Rambo, o cachorro que ficou conhecido por ter ido morar no cemitério de Mamborê (482 km de Curitiba) após o tutor morrer e ser enterrado no local, pode receber um novo lar em breve. Pelo menos duas pessoas, de Maringá e de Curitiba, já manifestaram intenção de adotar o cão.

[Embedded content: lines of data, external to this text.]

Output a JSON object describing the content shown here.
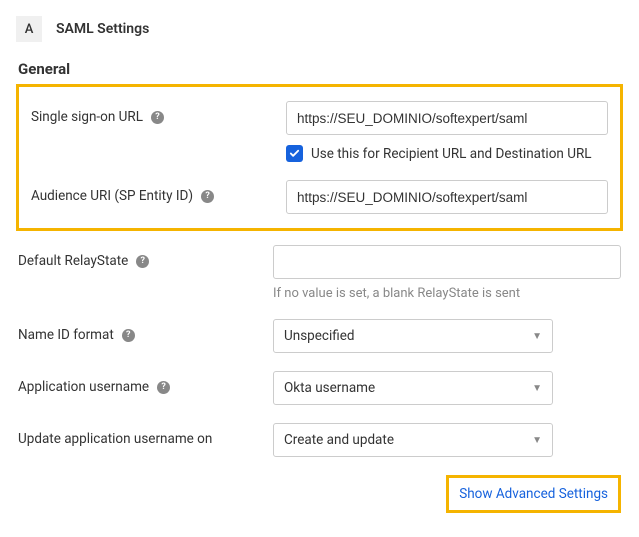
{
  "header": {
    "badge": "A",
    "title": "SAML Settings"
  },
  "section": {
    "title": "General"
  },
  "fields": {
    "sso_url": {
      "label": "Single sign-on URL",
      "value": "https://SEU_DOMINIO/softexpert/saml",
      "checkbox_label": "Use this for Recipient URL and Destination URL"
    },
    "audience_uri": {
      "label": "Audience URI (SP Entity ID)",
      "value": "https://SEU_DOMINIO/softexpert/saml"
    },
    "relay_state": {
      "label": "Default RelayState",
      "value": "",
      "helper": "If no value is set, a blank RelayState is sent"
    },
    "nameid_format": {
      "label": "Name ID format",
      "value": "Unspecified"
    },
    "app_username": {
      "label": "Application username",
      "value": "Okta username"
    },
    "update_on": {
      "label": "Update application username on",
      "value": "Create and update"
    }
  },
  "advanced_link": "Show Advanced Settings"
}
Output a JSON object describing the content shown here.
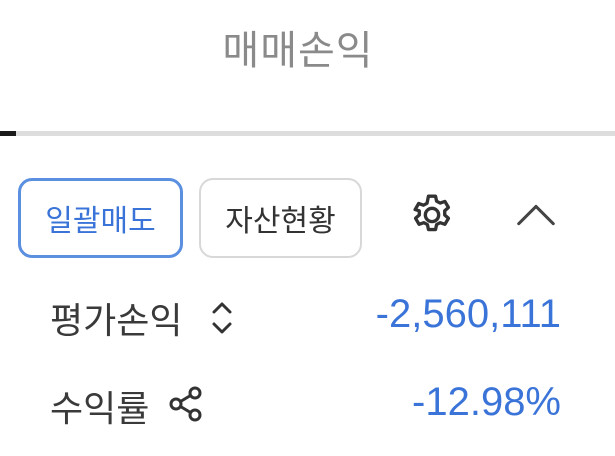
{
  "tab": {
    "title": "매매손익"
  },
  "actions": {
    "sell_all_label": "일괄매도",
    "asset_status_label": "자산현황"
  },
  "icons": {
    "settings": "gear-icon",
    "collapse": "chevron-up-icon",
    "sort": "sort-updown-icon",
    "share": "share-icon"
  },
  "summary": {
    "eval_pl_label": "평가손익",
    "eval_pl_value": "-2,560,111",
    "return_rate_label": "수익률",
    "return_rate_value": "-12.98%"
  },
  "colors": {
    "accent": "#3b74d8",
    "accent_border": "#5b8fe0",
    "title_gray": "#8a8a8a",
    "text_dark": "#3a3a3a"
  }
}
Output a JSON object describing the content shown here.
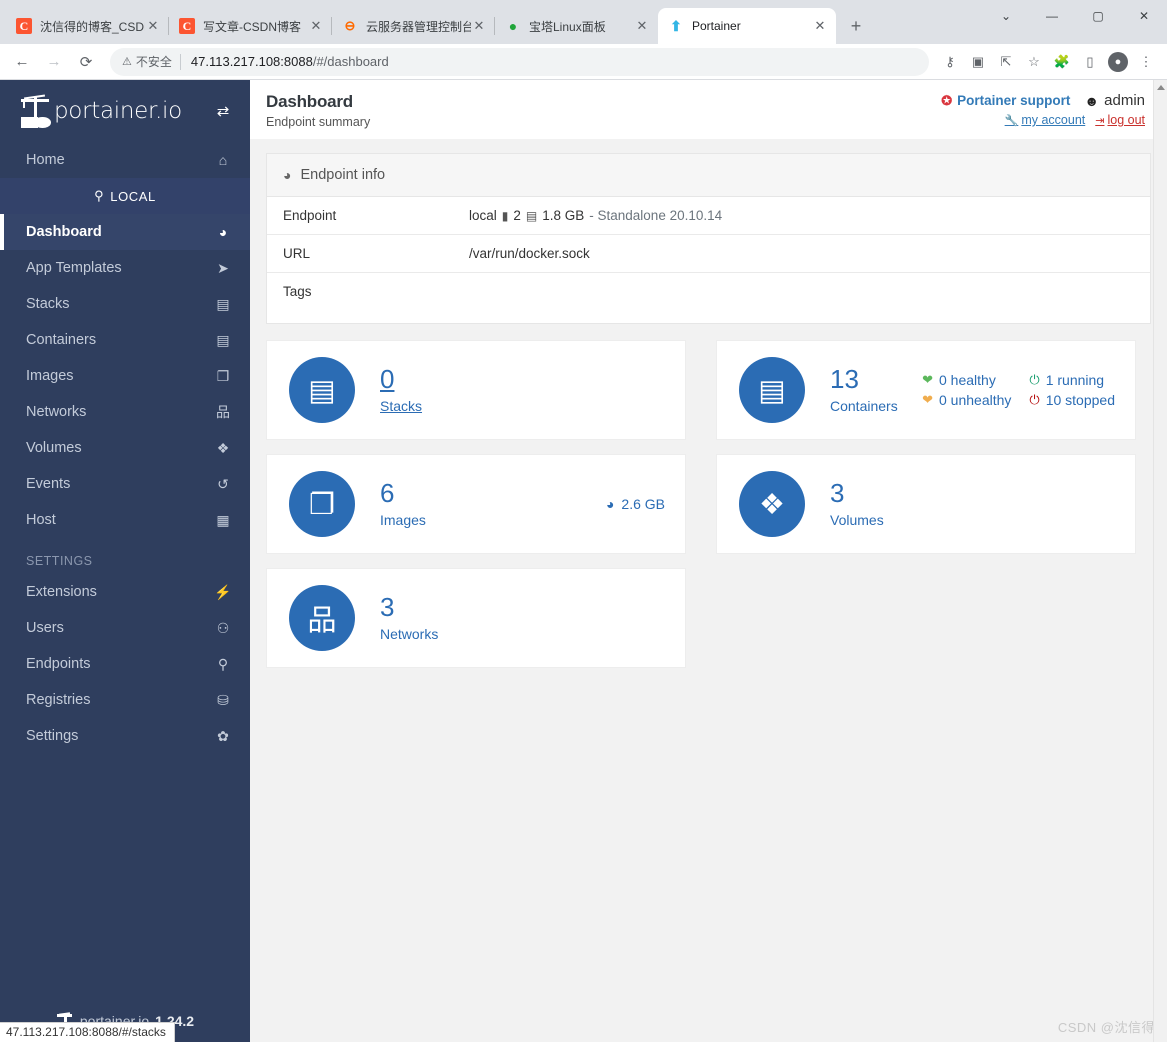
{
  "browser": {
    "tabs": [
      {
        "title": "沈信得的博客_CSDN博客",
        "favicon": "csdn-icon",
        "active": false
      },
      {
        "title": "写文章-CSDN博客",
        "favicon": "csdn-icon",
        "active": false
      },
      {
        "title": "云服务器管理控制台",
        "favicon": "alibaba-icon",
        "active": false
      },
      {
        "title": "宝塔Linux面板",
        "favicon": "bt-panel-icon",
        "active": false
      },
      {
        "title": "Portainer",
        "favicon": "portainer-icon",
        "active": true
      }
    ],
    "new_tab_label": "+",
    "tab_close_label": "✕",
    "window_controls": {
      "list": "⌄",
      "minimize": "—",
      "maximize": "▢",
      "close": "✕"
    },
    "nav": {
      "back": "←",
      "forward": "→",
      "reload": "⟳"
    },
    "omnibox": {
      "security_icon": "⚠",
      "security_label": "不安全",
      "url_host": "47.113.217.108:8088",
      "url_path": "/#/dashboard"
    },
    "toolbar_icons": [
      "password-key-icon",
      "translate-icon",
      "share-icon",
      "bookmark-star-icon",
      "extensions-puzzle-icon",
      "side-panel-icon",
      "profile-avatar-icon",
      "chrome-menu-icon"
    ],
    "status_bubble": "47.113.217.108:8088/#/stacks"
  },
  "sidebar": {
    "brand": "portainer.io",
    "switch_endpoint_icon": "switch-endpoint-icon",
    "home": {
      "label": "Home",
      "icon": "home-icon"
    },
    "endpoint_badge": {
      "label": "LOCAL",
      "icon": "plug-icon"
    },
    "items": [
      {
        "label": "Dashboard",
        "icon": "tachometer-icon",
        "active": true
      },
      {
        "label": "App Templates",
        "icon": "rocket-icon",
        "active": false
      },
      {
        "label": "Stacks",
        "icon": "list-icon",
        "active": false
      },
      {
        "label": "Containers",
        "icon": "server-icon",
        "active": false
      },
      {
        "label": "Images",
        "icon": "clone-icon",
        "active": false
      },
      {
        "label": "Networks",
        "icon": "sitemap-icon",
        "active": false
      },
      {
        "label": "Volumes",
        "icon": "cubes-icon",
        "active": false
      },
      {
        "label": "Events",
        "icon": "history-icon",
        "active": false
      },
      {
        "label": "Host",
        "icon": "th-icon",
        "active": false
      }
    ],
    "section_settings": "SETTINGS",
    "settings_items": [
      {
        "label": "Extensions",
        "icon": "bolt-icon"
      },
      {
        "label": "Users",
        "icon": "users-icon"
      },
      {
        "label": "Endpoints",
        "icon": "plug-icon"
      },
      {
        "label": "Registries",
        "icon": "database-icon"
      },
      {
        "label": "Settings",
        "icon": "cogs-icon"
      }
    ],
    "footer": {
      "brand": "portainer.io",
      "version": "1.24.2"
    }
  },
  "header": {
    "title": "Dashboard",
    "subtitle": "Endpoint summary",
    "support_label": "Portainer support",
    "support_icon": "life-ring-icon",
    "user_label": "admin",
    "user_icon": "user-circle-icon",
    "my_account_label": "my account",
    "my_account_icon": "wrench-icon",
    "logout_label": "log out",
    "logout_icon": "sign-out-icon"
  },
  "endpoint_info": {
    "panel_title": "Endpoint info",
    "panel_icon": "tachometer-icon",
    "rows": [
      {
        "key": "Endpoint",
        "value": "local",
        "cpu_icon": "microchip-icon",
        "cpu": "2",
        "mem_icon": "memory-icon",
        "mem": "1.8 GB",
        "extra": "- Standalone 20.10.14"
      },
      {
        "key": "URL",
        "value": "/var/run/docker.sock"
      },
      {
        "key": "Tags",
        "value": ""
      }
    ]
  },
  "dashboard_cards": [
    {
      "name": "stacks",
      "count": "0",
      "label": "Stacks",
      "icon": "th-list-icon",
      "hovered": true
    },
    {
      "name": "containers",
      "count": "13",
      "label": "Containers",
      "icon": "server-icon",
      "stats": [
        {
          "icon": "heartbeat-icon",
          "tone": "green",
          "text": "0 healthy"
        },
        {
          "icon": "power-icon",
          "tone": "ok",
          "text": "1 running"
        },
        {
          "icon": "heartbeat-icon",
          "tone": "orange",
          "text": "0 unhealthy"
        },
        {
          "icon": "power-icon",
          "tone": "red",
          "text": "10 stopped"
        }
      ]
    },
    {
      "name": "images",
      "count": "6",
      "label": "Images",
      "icon": "clone-icon",
      "size_icon": "pie-chart-icon",
      "size": "2.6 GB"
    },
    {
      "name": "volumes",
      "count": "3",
      "label": "Volumes",
      "icon": "cubes-icon"
    },
    {
      "name": "networks",
      "count": "3",
      "label": "Networks",
      "icon": "sitemap-icon"
    }
  ],
  "watermark": "CSDN @沈信得",
  "colors": {
    "sidebar_bg": "#2f3e5e",
    "sidebar_active": "#35456a",
    "accent_blue": "#2b6cb4",
    "link_blue": "#337ab7",
    "danger_red": "#c9302c",
    "page_bg": "#f2f2f2"
  }
}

O coveiro do cemitério, Sidinei Ramos, afirmou, entretanto, que os pretendentes ainda não marcaram data para conhecer o cachorro. De acordo com Ramos, os candidatos deverão apresentar algumas condições para poder levar Rambo. “Tem que cuidar bem dele, não deixar em qualquer lugar”, disse o coveiro ao UOL Notícias.

A presidente da Sociedade Protetora dos Animais de Curitiba, Soraya Simon, afirmou que Rambo “está sofrendo bastante, pois perdeu um ‘ente da família’”. Segundo Soraya, o coveiro fez certo em divulgar o caso. “O animal precisa de um lar, de uma pessoa que se responsabilize, garanta a sua alimentação, acompanhamento veterinário e, principalmente, carinho e atenção.”

Segundo Soraya, todos os cães, grandes ou pequenos, querem companhia. “Separados dos tutores, eles podem até ficar doentes, com depressão.”

Rambo era criado por um homem de aproximadamente 40 anos, que morava sozinho e morreu vítima de tuberculose. Ele foi enterrado há quatro meses, e, desde então, o animal passou a ficar próximo do túmulo do antigo amigo. Rambo recebeu esse apelido por brigar com outros cães que circulam pelo cemitério, como se estivesse marcando território.